The pattern has become grimly predictable: Russian cruise missiles and Iranian-designed drones saturate Ukrainian airspace, overwhelming Patriot batteries and NASAMS units that simply do not have enough interceptors to stop them all. The result is a systematic degradation of Ukraine's power grid, logistics hubs, and civilian morale — not because Kyiv lacks the will to fight, but because the West never delivered the ammunition its own weapons systems require.

Russia's latest wave of strikes, concentrated over the past week, has exploited this vulnerability with surgical precision. Military analysts note that Moscow has shifted from targeting frontline positions to infrastructure deep in Ukrainian territory, forcing Kyiv to expend precious interceptors on threats hundreds of kilometers from the contact line. Each Patriot missile costs roughly three million dollars and takes months to manufacture; each Shahed drone costs Iran perhaps fifty thousand dollars and can be produced at scale. The arithmetic is devastating.

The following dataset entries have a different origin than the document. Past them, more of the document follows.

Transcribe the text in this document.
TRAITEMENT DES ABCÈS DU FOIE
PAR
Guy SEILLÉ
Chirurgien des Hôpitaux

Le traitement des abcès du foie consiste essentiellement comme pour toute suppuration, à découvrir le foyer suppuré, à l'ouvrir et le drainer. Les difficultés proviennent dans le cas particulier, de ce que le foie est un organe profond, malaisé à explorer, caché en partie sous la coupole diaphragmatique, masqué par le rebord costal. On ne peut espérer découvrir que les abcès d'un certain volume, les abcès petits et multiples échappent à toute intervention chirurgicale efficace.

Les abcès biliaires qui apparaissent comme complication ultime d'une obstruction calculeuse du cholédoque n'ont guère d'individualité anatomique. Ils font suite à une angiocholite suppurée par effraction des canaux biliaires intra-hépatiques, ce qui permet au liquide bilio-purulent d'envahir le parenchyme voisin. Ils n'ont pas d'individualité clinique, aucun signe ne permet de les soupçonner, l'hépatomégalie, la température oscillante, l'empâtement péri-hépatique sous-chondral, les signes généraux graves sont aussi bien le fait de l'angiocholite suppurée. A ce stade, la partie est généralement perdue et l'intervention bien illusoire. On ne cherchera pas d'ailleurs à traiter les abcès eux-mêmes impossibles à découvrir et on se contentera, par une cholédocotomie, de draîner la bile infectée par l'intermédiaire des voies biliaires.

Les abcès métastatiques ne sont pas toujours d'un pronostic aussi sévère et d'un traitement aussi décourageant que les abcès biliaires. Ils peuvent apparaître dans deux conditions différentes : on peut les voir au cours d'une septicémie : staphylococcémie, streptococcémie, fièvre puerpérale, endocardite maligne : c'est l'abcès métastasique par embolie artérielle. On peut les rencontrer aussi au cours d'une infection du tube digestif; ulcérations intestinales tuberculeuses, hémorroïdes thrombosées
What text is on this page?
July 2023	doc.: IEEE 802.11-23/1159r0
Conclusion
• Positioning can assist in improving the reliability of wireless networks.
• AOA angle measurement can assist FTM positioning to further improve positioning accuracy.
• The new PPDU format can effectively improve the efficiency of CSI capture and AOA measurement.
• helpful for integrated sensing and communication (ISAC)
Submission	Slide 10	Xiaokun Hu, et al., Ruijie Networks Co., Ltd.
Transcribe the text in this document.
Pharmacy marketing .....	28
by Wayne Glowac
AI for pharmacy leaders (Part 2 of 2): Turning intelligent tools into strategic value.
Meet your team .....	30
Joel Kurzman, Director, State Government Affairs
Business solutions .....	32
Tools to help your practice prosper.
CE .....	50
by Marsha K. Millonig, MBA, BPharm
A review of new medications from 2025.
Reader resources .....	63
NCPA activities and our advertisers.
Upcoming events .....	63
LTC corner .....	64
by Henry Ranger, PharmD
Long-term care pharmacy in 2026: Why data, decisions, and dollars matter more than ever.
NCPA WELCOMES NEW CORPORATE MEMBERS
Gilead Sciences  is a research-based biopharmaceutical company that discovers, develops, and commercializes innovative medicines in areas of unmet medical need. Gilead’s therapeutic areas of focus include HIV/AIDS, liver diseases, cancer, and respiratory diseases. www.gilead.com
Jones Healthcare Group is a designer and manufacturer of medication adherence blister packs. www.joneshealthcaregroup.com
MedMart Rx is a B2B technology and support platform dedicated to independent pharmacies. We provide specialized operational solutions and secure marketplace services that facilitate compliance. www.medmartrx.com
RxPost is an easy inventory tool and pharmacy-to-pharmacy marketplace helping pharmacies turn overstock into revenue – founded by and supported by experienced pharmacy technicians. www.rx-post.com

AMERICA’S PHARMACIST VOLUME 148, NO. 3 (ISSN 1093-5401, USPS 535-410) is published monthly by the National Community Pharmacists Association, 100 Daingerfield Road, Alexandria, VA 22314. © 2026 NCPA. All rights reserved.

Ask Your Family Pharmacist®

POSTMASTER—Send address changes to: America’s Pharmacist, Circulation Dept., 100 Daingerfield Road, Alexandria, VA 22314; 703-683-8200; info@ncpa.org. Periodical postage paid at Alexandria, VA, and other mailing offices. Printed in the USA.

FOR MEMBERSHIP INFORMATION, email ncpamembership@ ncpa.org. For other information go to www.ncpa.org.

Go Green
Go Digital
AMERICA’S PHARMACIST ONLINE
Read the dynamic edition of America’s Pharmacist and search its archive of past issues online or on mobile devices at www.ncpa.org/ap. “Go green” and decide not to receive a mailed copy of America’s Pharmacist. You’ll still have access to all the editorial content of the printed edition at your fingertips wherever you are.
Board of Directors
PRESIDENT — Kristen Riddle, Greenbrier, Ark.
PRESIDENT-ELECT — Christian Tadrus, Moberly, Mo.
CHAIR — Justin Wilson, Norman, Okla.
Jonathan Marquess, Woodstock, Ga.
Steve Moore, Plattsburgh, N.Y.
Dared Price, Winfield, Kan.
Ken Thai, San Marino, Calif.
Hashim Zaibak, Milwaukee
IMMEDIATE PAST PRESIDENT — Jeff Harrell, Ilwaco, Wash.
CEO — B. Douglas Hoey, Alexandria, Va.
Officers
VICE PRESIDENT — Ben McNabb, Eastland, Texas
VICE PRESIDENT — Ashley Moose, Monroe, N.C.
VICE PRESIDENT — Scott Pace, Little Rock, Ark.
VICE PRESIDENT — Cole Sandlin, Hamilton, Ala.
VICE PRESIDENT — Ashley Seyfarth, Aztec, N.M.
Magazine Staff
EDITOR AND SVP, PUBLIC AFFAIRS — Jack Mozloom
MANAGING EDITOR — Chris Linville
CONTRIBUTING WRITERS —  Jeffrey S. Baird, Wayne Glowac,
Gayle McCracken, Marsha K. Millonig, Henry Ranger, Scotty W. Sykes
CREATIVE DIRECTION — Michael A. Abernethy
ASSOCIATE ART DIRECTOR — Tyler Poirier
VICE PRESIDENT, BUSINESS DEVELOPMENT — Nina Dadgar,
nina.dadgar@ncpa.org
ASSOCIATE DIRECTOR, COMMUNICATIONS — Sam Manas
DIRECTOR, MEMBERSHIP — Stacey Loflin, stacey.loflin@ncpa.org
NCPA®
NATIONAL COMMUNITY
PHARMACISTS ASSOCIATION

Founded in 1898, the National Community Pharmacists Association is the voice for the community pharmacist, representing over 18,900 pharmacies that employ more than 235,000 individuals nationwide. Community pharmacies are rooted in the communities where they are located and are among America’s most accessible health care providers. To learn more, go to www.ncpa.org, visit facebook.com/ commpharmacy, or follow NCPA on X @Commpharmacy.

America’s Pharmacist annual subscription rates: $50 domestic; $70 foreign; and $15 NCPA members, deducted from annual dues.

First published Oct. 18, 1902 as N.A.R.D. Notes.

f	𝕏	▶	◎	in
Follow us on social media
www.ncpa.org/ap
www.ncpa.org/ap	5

The production gap nobody solved

When NATO countries pledged air-defense systems to Ukraine in 2023 and 2024, the announcements generated headlines and diplomatic goodwill. What they did not generate was a sustainable supply chain. Raytheon, the primary manufacturer of Patriot interceptors, has struggled to ramp production beyond pre-war levels, constrained by semiconductor shortages and a defense-industrial base optimized for peacetime procurement cycles. European manufacturers face similar bottlenecks. The result is a chronic mismatch: Ukraine received the launchers but not the magazines to keep them loaded.

Pentagon officials have quietly acknowledged the problem for more than a year, yet no crash production program has materialized. The Biden administration's final defense budgets prioritized shipbuilding and nuclear modernization; the current administration has shown little appetite for industrial mobilization on Ukraine's behalf. Allied capitals, meanwhile, have treated interceptor donations as one-off gestures rather than ongoing commitments.

Moscow's attritional calculus

Russian military planners appear to have internalized a simple insight: they do not need to defeat Ukrainian air defenses outright, only to exhaust them. By launching mixed salvos of cruise missiles, ballistic missiles, and cheap drones, Moscow forces Kyiv into impossible triage decisions. Protect the capital, or protect the power plants? Shield the ports, or shield the rail junctions? Every interceptor fired is one that cannot be replaced on any timeline that matters.

This attritional logic extends to the diplomatic realm. As Ukraine's defensive posture weakens, so does its leverage in any future negotiation. Zelenskyy's offer at the G7 to meet Putin directly reflects, in part, the uncomfortable reality that time is not on Kyiv's side — not because Ukrainian soldiers lack courage, but because Western factories lack urgency.

Our take

The West's failure here is not one of principle but of industrial seriousness. Pledging weapons systems without securing the ammunition to sustain them is the geopolitical equivalent of gifting a car without tires. Two years into a war that NATO leaders describe as existential for the European order, the alliance still has not organized a wartime production footing. Russia noticed. Ukraine is paying the price.